Namun, kambing tersebut tampaknya enggan berpisah dengan sang pemilik. Hewan itu pun terlihat menangis dan terus memeluk pemiliknya saat hendak dijual.
1. Kambing Menangis dan Memeluk Pemiliknya
Dilansir dari akun Instagram @tante.rempong.official, video kambing yang menangis dan memeluk pemiliknya sebelum diserahkan untuk kurban memang sering menjadi momen emosional. Momen itu pun viral menjelang Idul Adha.
Banyak orang tersentuh karena terlihat adanya kedekatan antara hewan dan orang yang merawatnya sejak kecil. Kambing berwarna putih itu pun dapat sambutan pelukan dari sang pemilik.
Secara emosional, momen itu menggambarkan hubungan yang tidak sekadar antara pemilik dan hewan ternak. Tidak sedikit peternak atau pemilik yang merawat kambing setiap hari, memberinya makan, memandikan, hingga mengajak “berinteraksi” layaknya anggota keluarga sendiri. Karena itu, saat hewan akan dibawa pergi, suasananya sering terasa haru.

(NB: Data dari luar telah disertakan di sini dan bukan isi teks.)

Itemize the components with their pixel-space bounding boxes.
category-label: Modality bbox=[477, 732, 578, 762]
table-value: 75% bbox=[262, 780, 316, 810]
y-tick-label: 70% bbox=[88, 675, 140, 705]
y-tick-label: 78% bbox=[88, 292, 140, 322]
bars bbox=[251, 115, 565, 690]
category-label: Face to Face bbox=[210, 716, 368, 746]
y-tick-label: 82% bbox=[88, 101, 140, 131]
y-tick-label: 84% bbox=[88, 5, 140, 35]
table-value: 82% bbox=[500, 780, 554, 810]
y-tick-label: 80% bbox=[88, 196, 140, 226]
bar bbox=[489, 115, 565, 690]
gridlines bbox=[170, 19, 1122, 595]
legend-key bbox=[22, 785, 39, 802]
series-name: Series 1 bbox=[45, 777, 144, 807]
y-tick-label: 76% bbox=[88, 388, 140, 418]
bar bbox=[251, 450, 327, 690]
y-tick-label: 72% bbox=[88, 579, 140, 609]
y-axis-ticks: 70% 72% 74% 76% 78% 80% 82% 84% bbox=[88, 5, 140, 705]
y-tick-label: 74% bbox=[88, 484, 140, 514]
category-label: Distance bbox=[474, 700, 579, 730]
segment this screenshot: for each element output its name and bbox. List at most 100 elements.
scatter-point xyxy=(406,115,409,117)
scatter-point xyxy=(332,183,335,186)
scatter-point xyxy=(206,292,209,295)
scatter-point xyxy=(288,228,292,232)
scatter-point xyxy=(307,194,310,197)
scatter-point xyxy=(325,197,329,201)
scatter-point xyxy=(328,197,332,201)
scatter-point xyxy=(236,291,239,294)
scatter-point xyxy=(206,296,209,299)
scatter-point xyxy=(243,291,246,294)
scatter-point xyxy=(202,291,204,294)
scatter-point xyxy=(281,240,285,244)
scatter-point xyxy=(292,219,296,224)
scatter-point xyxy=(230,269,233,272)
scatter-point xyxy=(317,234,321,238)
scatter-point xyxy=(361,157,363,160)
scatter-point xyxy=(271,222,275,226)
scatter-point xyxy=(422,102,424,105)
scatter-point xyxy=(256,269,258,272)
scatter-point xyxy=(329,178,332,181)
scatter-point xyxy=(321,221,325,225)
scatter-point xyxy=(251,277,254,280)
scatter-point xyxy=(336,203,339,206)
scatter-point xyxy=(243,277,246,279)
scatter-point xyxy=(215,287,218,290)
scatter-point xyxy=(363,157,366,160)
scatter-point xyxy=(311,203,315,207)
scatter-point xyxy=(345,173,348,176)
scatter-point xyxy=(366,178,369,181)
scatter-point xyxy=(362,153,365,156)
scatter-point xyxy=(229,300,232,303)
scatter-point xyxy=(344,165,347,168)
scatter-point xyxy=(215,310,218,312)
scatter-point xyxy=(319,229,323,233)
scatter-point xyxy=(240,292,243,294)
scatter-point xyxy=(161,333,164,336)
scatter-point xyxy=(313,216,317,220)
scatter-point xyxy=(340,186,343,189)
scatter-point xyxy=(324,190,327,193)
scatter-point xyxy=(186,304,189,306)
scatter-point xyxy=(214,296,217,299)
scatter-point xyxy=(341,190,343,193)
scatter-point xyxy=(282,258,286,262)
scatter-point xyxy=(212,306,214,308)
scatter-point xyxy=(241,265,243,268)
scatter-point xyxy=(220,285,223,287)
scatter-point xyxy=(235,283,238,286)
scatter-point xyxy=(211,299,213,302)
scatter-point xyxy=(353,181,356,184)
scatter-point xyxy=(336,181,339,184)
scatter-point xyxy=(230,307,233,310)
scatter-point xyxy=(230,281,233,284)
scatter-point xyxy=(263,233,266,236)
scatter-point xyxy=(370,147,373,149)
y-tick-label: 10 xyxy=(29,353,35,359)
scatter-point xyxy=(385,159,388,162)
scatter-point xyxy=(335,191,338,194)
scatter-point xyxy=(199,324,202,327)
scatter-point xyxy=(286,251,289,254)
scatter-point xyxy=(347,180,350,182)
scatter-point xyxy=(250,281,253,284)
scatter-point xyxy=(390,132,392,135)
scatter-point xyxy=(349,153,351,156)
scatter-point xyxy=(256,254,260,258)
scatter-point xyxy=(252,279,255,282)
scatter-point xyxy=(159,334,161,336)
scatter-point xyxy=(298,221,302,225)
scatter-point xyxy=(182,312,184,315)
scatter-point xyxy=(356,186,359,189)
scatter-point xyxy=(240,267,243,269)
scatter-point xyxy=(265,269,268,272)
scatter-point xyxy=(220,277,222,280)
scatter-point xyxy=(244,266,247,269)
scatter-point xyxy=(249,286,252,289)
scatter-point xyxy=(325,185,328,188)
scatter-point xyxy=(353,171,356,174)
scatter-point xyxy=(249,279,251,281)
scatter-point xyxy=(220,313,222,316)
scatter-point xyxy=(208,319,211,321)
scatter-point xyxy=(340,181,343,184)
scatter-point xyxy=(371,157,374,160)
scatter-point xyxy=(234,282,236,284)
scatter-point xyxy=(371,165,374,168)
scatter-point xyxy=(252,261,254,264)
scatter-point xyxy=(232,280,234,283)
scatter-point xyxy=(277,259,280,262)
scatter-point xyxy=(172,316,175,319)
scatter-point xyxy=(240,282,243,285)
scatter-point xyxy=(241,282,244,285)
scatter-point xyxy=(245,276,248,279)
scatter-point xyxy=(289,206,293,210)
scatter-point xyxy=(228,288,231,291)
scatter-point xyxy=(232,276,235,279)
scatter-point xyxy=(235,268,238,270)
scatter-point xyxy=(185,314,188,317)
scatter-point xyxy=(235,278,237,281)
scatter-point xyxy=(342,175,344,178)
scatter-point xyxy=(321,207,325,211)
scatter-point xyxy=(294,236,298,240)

Dari sisi ilmiah, kambing memang bisa menunjukkan respons stres ketika berada di lingkungan asing, dipisahkan dari kelompoknya, atau menghadapi banyak orang baru. Suara rengekan, gelisah, hingga terus mendekati pemilik merupakan bentuk komunikasi alami hewan saat merasa tidak nyaman atau mencari rasa aman.
2. Bikin Haru
Melihat video tersebut, netizen pun memberi reaksi beragam. Ada yang ikut terharu melihat video kedekatan pemilik dan hewan ternak tersebut.
“Pagi-pagi nangisin kambing,” tulis netizen.
“Tiap Idul Adha tuh bawaanya sedih mulu liat hewan kurban,” timpal netizen lainnya.
Ada juga yang menyayangkan sang pemilik menjual kambing tersebut. Menurutnya, kambing tersebut seharusnya tetap dipelihara saja.
“Kalo gue pemiliknya dan gak lagi butuh duit banget, gak jadi gue jual,” tulis netizen.
“Ih.. saya mah gak bisa kalo harus jual atau kurbanin kambing atau sapi yang kita pelihara dari bayi,” pungkasnya.